Babanın nöbeti sırasında evin bacasından giren bir sinek, kadına dönüşür ve bebeğe yaklaşır. Beşiğin başında dolaşır. “Çocuksun kıyamıyorum, alıştım duramıyorum, anan baban çeksin günahını…” diyerek bebeği öldürmek üzereyken baba tarafından eteğinden yakalanır. Yılan, çayan gibi kılıklara giren kadın, babanın elinden kurtulmak için çabalarsa da başarılı olamaz. Aslında komşu köylerden bir kadındır. Söylentiye göre yöreye, denizden büyücü küpleriyle gelmişlerdir. Büyücülüğü meslek edinmişlerdir. Kitaba, mushafa karşı saygılı değillerdir.


Kaçmaya çalışırken bir yandan da “Beni öldürme, silsileme lanet olsun, bir daha yedi göbekten berinize uğrarsam” diye bağırmıştır.


Baba, yakaladığı eteği bırakmamış, hatta kadına çengelli iğne batırarak büyücü tılsımını bozmuştur. Eteğinden bir parça kumaş keserek ertesi gün, “Benim çocuklarımı öldüren budur” diyerek herkese göstermiştir. Milletin bilmesini ve duyarlı olmasını istemiştir.


Cörütoğulları sülalesinin, o bebeğin yaşama tutunmasıyla bugünlere geldiği söylenmektedir. O bebekten itibaren sülalenin geleceğini sağlayan her erkeğin çocukları, al basan kişileri atlayarak rahatlamalarını sağlamaktadırlar. Al basması, genellikle çocuklarda görülür. Çokça ağlayanlar, sürekli hasta olanlar, ani çığlık atanlar, ani irkilenler, korkanlar, gece kalkıp gezenler al basmış olarak nitelendirilirler. Yüzlerinin kırmızı renge dönüşmesi sonucu bu sıfatla anıldıkları sanılmaktadır. Yetişkinlere al basması; uyurlarken üzerlerine çullanılması ya da kâbus görmeleri şeklinde ifade edilir.

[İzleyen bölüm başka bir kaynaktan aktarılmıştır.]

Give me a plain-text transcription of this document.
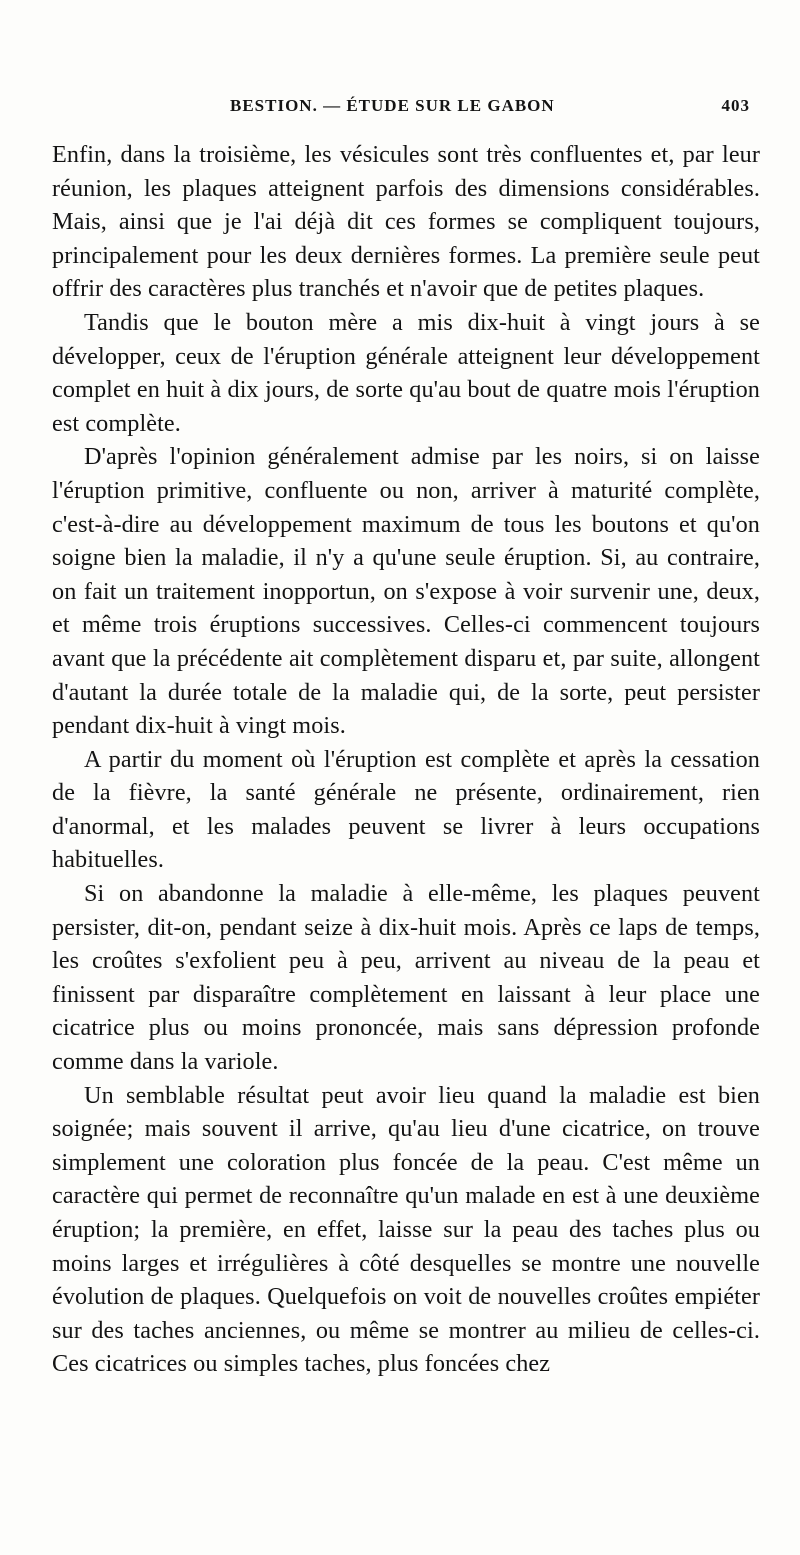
BESTION. — ÉTUDE SUR LE GABON	403

Enfin, dans la troisième, les vésicules sont très confluentes et, par leur réunion, les plaques atteignent parfois des dimensions considérables. Mais, ainsi que je l'ai déjà dit ces formes se compliquent toujours, principalement pour les deux dernières formes. La première seule peut offrir des caractères plus tranchés et n'avoir que de petites plaques.

Tandis que le bouton mère a mis dix-huit à vingt jours à se développer, ceux de l'éruption générale atteignent leur développement complet en huit à dix jours, de sorte qu'au bout de quatre mois l'éruption est complète.

D'après l'opinion généralement admise par les noirs, si on laisse l'éruption primitive, confluente ou non, arriver à maturité complète, c'est-à-dire au développement maximum de tous les boutons et qu'on soigne bien la maladie, il n'y a qu'une seule éruption. Si, au contraire, on fait un traitement inopportun, on s'expose à voir survenir une, deux, et même trois éruptions successives. Celles-ci commencent toujours avant que la précédente ait complètement disparu et, par suite, allongent d'autant la durée totale de la maladie qui, de la sorte, peut persister pendant dix-huit à vingt mois.

A partir du moment où l'éruption est complète et après la cessation de la fièvre, la santé générale ne présente, ordinairement, rien d'anormal, et les malades peuvent se livrer à leurs occupations habituelles.

Si on abandonne la maladie à elle-même, les plaques peuvent persister, dit-on, pendant seize à dix-huit mois. Après ce laps de temps, les croûtes s'exfolient peu à peu, arrivent au niveau de la peau et finissent par disparaître complètement en laissant à leur place une cicatrice plus ou moins prononcée, mais sans dépression profonde comme dans la variole.

Un semblable résultat peut avoir lieu quand la maladie est bien soignée; mais souvent il arrive, qu'au lieu d'une cicatrice, on trouve simplement une coloration plus foncée de la peau. C'est même un caractère qui permet de reconnaître qu'un malade en est à une deuxième éruption; la première, en effet, laisse sur la peau des taches plus ou moins larges et irrégulières à côté desquelles se montre une nouvelle évolution de plaques. Quelquefois on voit de nouvelles croûtes empiéter sur des taches anciennes, ou même se montrer au milieu de celles-ci. Ces cicatrices ou simples taches, plus foncées chez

Atlayanlara alcı, bu işe de alcılık adı verilir. Al basan çocuk ya da yetişkin yere yatar. Ağzına su alan alcı, kişinin baş tarafından dolaşır ve üstünden atlar. Atlarken yatanın üzerine, ağzındaki sudan bir miktar püskürtür. Atlama işi üç kez tekrarlanır.


Al atlama sırasında alcının başının dönmesi, atlananda al olduğu şeklinde yorumlanır.


Al atlatanlar, fayda görmek adına alcının ocağından kül alıp saklarlar. Ayrıca alcıdan çengelli iğne ya da baş örtüsü almak da adetten sayılmıştır.


Alcılık, tıbbın geliştiği ve çocuk ölümlerinin azaldığı günümüzde itibar edilmeyen bir söylence olarak anılsa da Cörütoğulları sülalesi tarafından benimsenmiş bir inanıştır.

Biz al basması olayını, Cörütoğullarına has bir inanış olarak bilsek de dijital ortamda eski Türklerden beri devam eden ve bugün Anadolu’nun birçok bölgesinde benzer özellikler göstererek anıldığı bilinmektedir.